= John Cawood (hymnwriter) =

English clergyman (1775–1852)

John Cawood (1775-1852) was an English clergyman, known as a writer of hymns.

==Life==
He was born on 18 March 1775 in Matlock, Derbyshire, the son of Thomas Cawood, a farmer. At the age of eighteen, he entered the employment of one Rev. Carsham, at Sutton-in-Ashfield, Nottinghamshire. This position led him to prepare for a career in the ministry, and to further his knowledge he studied with Rev. Edward Spencer, rector of Wingfield, Wiltshire.
He gained entrance to St Edmund Hall, Oxford in 1797, obtaining his B.A. in 1801, and M.A. in 1807. He was taught by Rev. Isaac Crouch, and was ordained on 21 December 1800. He held the curacies of Ribbesford and Dowles under Rev. William Jesse, who presented Cawood with the perpetual curacy of St. Anne's Bewdley in 1814.

He founded a Sunday School in Bewdley and started a mission in Far Forest, which led to the building of Holy Trinity Church there in 1844. In addition to his parochial work, he was a master at Bewdley Grammar School; among his pupils may be counted Edward Feild, John Medley, Hugh Stowell, and John George Breay.

Cawood died at Bewdley on 7 November 1852, and was buried in the graveyard of the no longer extant St Andrew's Church, Dowles. His two marriages produced five children: two daughters died in infancy; his youngest child and only son, also John Cawood (1822-1894), was vicar of Pensax, and rector of Bayton and Mamble.

==Works==
Cawood's publications include a pamphlet entitled The Church of England and Dissent (1831), and Sermons (1842). His hymns, given variously as numbering between thirteen and twenty, were rarely published with his name attached during his lifetime. Nine of them appeared in the eighth edition of Thomas Cotterill's Selection of Psalms and Hymns (1819), including the favourite "Hark! what mean those holy voices". A few were also included in the Lyra Britannica (1867).
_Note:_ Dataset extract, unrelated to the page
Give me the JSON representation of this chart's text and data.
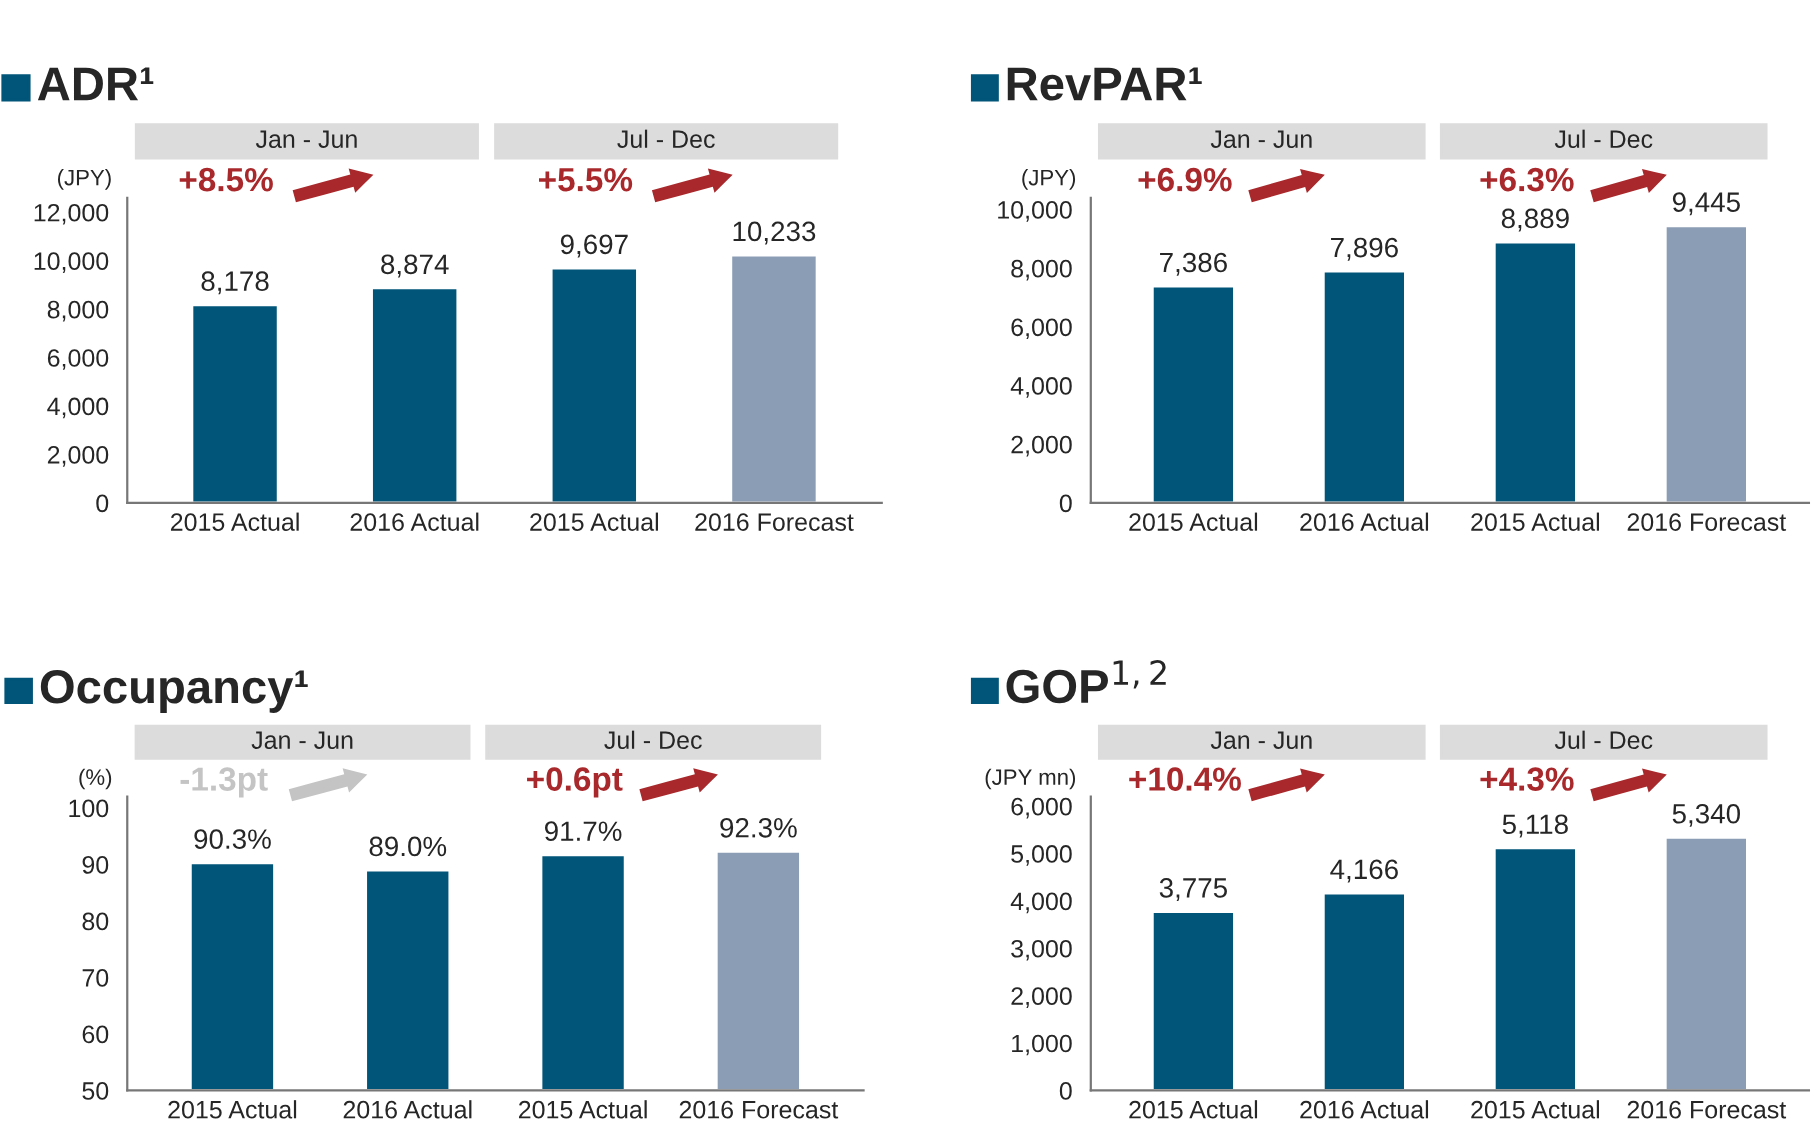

The list below is not complete.

==Hymns==
- A child of sin and wrath I'm born
- Almighty God! thy word is cast
- Begin a joyful song
- Behold yon wondrous star
- Blessed Father, Great Creator
- Christians, the glorious hope ye know
- Hark! what mean those holy voices
- Hark! what mean those lamentations
- In Israel's fane, by silent night
- King o'er all worlds the Saviour shone
- The Son of God, in worlds on high
- Trembling with tenderest alarms

==Settings==
"Hark! what mean those holy voices" gained great popularity as a Christmas hymn in the nineteenth century, and was set to music by numerous composers, including Dudley Buck, Hart Pease Danks, Lowell Mason, Patty Stair, Robert Morrison Stults, Arthur Sullivan, Florence Turner-Maley, Arthur Batelle Whiting and Isaac B. Woodbury.